Data Manager#

class DataManager(root, seed, save_dir=None)[source]#

DataManager base class. Any other Data Manager is inherited from this class. There are four abstract class methods that child classes should implement: get_identifiers, make_datasets, make_transforms, partition_local_data.

Warning

when inheritted, super should be called at the end of the constructor because the abstract classes are called in super's constructor!

Parameters

root (str) -- root dir of the dataset to partition
seed (int) -- random seed of partitioning
save_dir (str, optional) -- path to save partitioned indices.

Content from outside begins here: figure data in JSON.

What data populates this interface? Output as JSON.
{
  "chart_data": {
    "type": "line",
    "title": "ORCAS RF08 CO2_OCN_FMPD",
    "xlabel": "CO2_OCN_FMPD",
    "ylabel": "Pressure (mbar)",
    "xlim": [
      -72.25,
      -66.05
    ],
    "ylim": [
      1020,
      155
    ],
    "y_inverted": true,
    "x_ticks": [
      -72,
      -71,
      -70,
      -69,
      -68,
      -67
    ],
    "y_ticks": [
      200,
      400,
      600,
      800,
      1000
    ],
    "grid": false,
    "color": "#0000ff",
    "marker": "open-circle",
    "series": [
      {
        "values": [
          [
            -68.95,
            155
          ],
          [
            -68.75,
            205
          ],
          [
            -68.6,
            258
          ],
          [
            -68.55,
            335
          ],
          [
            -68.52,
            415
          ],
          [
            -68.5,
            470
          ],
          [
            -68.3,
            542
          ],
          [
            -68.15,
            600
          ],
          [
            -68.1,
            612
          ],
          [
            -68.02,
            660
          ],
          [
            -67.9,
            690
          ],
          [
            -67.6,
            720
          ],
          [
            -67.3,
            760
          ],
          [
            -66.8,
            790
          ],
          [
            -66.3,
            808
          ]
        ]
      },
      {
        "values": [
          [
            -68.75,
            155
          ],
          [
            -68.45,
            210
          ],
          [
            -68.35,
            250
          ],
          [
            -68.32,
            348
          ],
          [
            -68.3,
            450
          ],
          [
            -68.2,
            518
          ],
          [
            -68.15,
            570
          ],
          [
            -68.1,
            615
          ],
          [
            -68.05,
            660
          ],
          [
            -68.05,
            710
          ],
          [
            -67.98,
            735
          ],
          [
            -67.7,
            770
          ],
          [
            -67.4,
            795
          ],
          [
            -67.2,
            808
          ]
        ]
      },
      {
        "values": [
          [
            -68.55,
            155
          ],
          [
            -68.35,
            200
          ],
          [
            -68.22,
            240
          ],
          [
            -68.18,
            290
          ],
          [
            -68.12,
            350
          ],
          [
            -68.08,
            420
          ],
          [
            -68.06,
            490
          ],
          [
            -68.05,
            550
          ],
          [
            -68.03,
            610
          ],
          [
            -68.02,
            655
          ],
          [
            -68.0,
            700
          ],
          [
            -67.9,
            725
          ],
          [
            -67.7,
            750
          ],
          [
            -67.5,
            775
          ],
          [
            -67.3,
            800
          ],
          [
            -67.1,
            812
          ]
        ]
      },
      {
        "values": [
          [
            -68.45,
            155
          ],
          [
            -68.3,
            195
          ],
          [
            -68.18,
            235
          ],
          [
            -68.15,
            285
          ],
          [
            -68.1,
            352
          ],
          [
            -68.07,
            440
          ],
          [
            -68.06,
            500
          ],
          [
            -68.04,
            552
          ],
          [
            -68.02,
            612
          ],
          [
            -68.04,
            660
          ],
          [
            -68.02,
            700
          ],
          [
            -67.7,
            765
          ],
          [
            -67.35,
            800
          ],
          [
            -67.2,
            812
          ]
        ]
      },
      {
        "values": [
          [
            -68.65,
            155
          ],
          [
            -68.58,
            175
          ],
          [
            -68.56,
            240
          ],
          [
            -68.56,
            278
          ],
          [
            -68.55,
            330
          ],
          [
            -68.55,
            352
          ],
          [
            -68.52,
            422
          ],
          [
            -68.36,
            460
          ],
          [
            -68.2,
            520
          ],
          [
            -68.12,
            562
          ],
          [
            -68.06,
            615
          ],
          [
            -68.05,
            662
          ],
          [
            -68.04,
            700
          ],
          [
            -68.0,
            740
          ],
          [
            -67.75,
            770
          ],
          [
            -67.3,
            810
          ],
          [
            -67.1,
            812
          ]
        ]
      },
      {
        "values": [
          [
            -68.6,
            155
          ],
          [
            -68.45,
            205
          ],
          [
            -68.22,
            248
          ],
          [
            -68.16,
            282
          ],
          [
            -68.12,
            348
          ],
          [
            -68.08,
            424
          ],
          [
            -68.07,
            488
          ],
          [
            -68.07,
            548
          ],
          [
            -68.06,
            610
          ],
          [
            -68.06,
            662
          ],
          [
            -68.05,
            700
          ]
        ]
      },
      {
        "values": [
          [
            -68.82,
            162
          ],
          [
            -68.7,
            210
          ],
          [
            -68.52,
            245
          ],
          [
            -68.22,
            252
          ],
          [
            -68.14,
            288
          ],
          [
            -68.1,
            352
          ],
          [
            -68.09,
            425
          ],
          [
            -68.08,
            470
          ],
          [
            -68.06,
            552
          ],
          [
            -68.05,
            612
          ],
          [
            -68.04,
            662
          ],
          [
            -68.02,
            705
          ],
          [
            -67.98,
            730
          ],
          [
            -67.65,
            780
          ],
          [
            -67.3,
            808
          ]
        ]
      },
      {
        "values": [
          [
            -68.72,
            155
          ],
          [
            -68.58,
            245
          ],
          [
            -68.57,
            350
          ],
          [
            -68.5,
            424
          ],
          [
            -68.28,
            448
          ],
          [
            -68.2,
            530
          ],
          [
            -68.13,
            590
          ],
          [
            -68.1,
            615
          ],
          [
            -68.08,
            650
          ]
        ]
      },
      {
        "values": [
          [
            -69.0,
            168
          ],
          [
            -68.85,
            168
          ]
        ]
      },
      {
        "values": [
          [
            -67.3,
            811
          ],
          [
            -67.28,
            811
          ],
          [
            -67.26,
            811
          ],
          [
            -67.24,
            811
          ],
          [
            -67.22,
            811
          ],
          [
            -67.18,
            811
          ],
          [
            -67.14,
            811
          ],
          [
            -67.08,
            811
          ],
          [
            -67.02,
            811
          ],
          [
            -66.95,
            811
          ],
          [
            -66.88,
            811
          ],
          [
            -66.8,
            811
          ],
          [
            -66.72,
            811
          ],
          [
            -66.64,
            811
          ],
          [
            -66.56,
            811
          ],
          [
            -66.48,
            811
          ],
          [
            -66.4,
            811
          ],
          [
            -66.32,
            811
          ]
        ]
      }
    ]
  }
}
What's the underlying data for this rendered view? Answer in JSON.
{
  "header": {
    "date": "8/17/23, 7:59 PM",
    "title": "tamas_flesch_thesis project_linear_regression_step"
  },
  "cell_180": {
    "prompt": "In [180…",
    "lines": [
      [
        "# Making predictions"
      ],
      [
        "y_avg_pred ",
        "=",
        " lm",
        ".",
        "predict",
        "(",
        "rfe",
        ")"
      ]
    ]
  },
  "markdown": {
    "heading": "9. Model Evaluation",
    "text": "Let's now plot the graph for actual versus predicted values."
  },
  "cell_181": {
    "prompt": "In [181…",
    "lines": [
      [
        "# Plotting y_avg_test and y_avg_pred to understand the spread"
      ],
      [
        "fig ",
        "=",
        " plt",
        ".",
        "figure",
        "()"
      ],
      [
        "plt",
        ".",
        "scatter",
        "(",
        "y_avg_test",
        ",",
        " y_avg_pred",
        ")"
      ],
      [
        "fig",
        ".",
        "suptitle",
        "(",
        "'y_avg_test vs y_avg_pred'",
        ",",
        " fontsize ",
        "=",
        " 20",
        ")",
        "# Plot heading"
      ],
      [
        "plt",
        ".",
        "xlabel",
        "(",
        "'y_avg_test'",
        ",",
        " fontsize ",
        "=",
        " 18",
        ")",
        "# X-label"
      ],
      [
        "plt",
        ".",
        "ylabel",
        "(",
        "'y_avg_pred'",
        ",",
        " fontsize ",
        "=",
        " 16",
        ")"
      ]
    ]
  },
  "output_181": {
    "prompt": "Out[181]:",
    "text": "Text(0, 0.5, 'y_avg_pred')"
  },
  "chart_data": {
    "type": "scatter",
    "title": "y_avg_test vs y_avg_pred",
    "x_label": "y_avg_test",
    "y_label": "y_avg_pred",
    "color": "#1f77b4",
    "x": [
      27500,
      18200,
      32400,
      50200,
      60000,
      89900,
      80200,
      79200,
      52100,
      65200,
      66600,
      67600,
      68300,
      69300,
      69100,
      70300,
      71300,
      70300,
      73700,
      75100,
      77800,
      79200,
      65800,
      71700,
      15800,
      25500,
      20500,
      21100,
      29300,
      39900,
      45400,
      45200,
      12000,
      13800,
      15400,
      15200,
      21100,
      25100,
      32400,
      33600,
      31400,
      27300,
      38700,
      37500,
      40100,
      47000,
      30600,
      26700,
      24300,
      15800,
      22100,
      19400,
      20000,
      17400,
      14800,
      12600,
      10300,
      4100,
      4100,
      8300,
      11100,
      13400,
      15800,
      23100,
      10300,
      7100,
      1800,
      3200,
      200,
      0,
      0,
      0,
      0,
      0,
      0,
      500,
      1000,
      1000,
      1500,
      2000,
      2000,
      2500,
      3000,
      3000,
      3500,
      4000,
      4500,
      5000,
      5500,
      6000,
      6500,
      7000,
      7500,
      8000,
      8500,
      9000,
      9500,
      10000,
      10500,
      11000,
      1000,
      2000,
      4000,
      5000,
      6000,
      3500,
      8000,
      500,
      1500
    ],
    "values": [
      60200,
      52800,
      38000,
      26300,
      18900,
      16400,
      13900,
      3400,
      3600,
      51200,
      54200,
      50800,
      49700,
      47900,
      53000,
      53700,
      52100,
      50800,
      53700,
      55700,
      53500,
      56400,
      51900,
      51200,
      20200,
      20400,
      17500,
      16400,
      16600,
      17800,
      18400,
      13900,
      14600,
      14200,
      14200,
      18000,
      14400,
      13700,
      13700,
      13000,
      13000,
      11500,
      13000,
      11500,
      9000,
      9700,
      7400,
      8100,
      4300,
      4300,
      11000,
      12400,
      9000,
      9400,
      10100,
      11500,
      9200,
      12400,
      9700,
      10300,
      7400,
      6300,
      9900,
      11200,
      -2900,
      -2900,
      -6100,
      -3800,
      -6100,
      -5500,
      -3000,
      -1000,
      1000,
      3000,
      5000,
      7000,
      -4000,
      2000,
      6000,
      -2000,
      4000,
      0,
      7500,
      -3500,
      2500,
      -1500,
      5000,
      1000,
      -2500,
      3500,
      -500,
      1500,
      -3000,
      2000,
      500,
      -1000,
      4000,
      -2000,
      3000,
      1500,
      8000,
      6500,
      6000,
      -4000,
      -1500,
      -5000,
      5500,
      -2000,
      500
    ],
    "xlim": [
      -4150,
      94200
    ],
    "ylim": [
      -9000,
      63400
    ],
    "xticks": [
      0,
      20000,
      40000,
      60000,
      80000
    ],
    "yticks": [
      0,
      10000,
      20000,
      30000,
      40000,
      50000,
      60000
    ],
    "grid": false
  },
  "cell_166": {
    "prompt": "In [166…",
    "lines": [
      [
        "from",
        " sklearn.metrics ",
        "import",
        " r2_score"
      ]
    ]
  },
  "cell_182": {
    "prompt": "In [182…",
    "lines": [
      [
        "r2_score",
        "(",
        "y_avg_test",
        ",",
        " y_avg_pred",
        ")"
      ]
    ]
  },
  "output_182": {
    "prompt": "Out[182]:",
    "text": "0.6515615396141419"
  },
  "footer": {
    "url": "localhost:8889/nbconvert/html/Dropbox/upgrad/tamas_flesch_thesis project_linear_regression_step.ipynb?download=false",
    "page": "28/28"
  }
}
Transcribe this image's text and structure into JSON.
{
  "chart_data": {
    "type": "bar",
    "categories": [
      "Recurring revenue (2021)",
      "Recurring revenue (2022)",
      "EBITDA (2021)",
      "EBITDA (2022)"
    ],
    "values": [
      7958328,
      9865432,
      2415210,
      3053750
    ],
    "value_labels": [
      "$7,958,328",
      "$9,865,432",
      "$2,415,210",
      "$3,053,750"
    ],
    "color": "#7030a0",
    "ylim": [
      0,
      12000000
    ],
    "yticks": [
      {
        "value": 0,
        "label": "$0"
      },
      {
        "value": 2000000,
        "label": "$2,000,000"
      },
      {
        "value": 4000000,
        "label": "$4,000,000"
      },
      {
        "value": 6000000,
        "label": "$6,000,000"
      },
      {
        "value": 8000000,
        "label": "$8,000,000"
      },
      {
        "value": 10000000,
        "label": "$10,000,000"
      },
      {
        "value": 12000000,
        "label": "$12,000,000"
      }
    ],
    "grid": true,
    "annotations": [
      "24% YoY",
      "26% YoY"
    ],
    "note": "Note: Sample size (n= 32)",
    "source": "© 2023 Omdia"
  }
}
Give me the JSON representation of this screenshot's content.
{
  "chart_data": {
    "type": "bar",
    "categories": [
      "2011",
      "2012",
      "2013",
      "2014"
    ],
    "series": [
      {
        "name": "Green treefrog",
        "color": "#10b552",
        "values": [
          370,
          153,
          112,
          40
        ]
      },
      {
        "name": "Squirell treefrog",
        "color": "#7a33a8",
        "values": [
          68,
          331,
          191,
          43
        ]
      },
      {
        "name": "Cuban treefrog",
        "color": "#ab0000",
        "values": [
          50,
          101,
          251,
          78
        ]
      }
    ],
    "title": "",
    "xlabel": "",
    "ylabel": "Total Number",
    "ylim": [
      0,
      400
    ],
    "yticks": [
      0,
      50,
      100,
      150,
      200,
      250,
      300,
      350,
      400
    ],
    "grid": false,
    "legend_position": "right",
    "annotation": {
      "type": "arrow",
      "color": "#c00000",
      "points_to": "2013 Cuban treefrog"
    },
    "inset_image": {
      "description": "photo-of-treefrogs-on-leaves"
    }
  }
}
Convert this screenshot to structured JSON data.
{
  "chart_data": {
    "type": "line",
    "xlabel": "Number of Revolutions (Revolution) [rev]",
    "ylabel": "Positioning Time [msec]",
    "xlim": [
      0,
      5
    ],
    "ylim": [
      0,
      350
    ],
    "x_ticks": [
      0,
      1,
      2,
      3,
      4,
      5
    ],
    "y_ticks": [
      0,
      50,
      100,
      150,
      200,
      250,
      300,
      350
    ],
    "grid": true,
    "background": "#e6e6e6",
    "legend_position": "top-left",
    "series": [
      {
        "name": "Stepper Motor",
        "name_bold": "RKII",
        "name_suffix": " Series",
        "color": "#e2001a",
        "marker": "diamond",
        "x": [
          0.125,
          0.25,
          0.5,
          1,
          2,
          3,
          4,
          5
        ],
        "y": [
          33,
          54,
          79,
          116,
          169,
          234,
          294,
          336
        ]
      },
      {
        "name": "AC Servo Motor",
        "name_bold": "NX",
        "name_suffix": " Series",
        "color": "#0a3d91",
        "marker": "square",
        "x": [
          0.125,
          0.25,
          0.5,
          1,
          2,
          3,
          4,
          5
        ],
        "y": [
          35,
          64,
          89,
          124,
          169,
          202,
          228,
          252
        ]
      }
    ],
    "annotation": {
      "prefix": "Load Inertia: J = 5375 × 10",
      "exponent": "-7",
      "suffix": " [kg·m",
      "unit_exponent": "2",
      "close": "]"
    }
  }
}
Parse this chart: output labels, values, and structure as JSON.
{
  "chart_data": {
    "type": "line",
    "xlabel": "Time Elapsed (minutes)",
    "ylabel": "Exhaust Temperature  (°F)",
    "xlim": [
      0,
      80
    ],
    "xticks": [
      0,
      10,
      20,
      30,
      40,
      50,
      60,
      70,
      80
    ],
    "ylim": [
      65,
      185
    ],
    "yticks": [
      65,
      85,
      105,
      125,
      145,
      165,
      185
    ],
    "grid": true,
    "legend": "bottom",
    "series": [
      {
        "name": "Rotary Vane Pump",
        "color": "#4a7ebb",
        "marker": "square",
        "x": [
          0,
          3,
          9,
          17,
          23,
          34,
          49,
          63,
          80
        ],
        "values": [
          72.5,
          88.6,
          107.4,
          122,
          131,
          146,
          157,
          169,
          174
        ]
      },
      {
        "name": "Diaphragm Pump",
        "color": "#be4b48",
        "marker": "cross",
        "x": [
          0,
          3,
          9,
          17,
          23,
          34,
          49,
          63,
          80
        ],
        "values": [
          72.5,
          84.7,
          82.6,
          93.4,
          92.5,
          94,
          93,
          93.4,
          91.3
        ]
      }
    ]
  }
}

get_global_dataset() → Dict[str, torch.utils.data.dataset.Dataset][source]#

returns the global dataset

Returns: Dict[str, Dataset] -- global dataset for each split

get_global_splits_names()[source]#

returns name of the global splits (train, test, etc.)

Returns: List[str] -- list of global split names

get_group_dataset(ids: Iterable[int]) → Dict[str, torch.utils.data.dataset.Dataset][source]#

returns the local dataset corresponding to a group of given partition ids

Parameters: ids (Iterable[int]) -- a list or tuple of partition ids
Returns: Dict[str, Dataset] -- a mapping of split_name: dataset

get_identifiers() → Sequence[str][source]#

Returns identifiers to be used for saving the partition info.

Raises: NotImplementedError -- this abstract method should be implemented by child classes
Returns: Sequence[str] -- a sequence of str identifing class instance

get_local_dataset(id: int) → Dict[str, torch.utils.data.dataset.Dataset][source]#

returns the local dataset corresponding to a given partition id

Parameters: id (int) -- partition id
Returns: Dict[str, Dataset] -- a mapping of split_name: dataset

get_local_splits_names()[source]#

returns name of the local splits (train, test, etc.)

Returns: List[str] -- list of local split names

get_oracle_dataset() → Dict[str, torch.utils.data.dataset.Dataset][source]#

returns all of the local datasets stacked up.

Returns: Dict[str, Dataset] -- Oracle dataset for each split

get_partitioning_name() → str[source]#

returns unique name of the DataManager instance. .. note:: This method can help store and retrieval of the partitioning indices, so the experiments could reproduced on a machine.

Returns: str -- a unique name for the DataManager instance.

make_datasets(root: str) → Tuple[object, object][source]#

makes and returns local and global dataset objects. The created datasets do not need a transform as recompiled datasets with separately provided transforms on the fly.

Parameters

dataset_name (str) -- name of the dataset.
root (str) -- directory to download and manipulate data.

Raises

NotImplementedError -- this abstract method should be implemented by child classes

Returns

Tuple[object, object] -- local and global dataset

make_transforms() → Tuple[object, object][source]#

make and return the dataset trasformations for local and global split.

Raises

NotImplementedError -- this abstract method should be implemented by child classes

Returns

Tuple[Dict[str, Callable], Dict[str, Callable]] --

tuple of two dictionaries,: first, the local transform mapping and second the global transform mapping.

partition_global_data(dataset: object) → Dict[str, Iterable[int]][source]#

partitions global data indices into splits (e.g., train, test, ...).

Parameters: dataset (object) -- global dataset
Returns: Dict[str, Iterable[int]] -- dictionary of {split:example indices of global dataset}.

partition_local_data(dataset: object) → Dict[str, Iterable[Iterable[int]]][source]#

partitions local data indices into client-indexed Iterable.

Parameters: dataset (object) -- local dataset
Raises: NotImplementedError -- this abstract method should be implemented by child classes
Returns: Dict[str, Iterable[Iterable[int]]] -- dictionary of {split:client-indexed iterables of example indices}.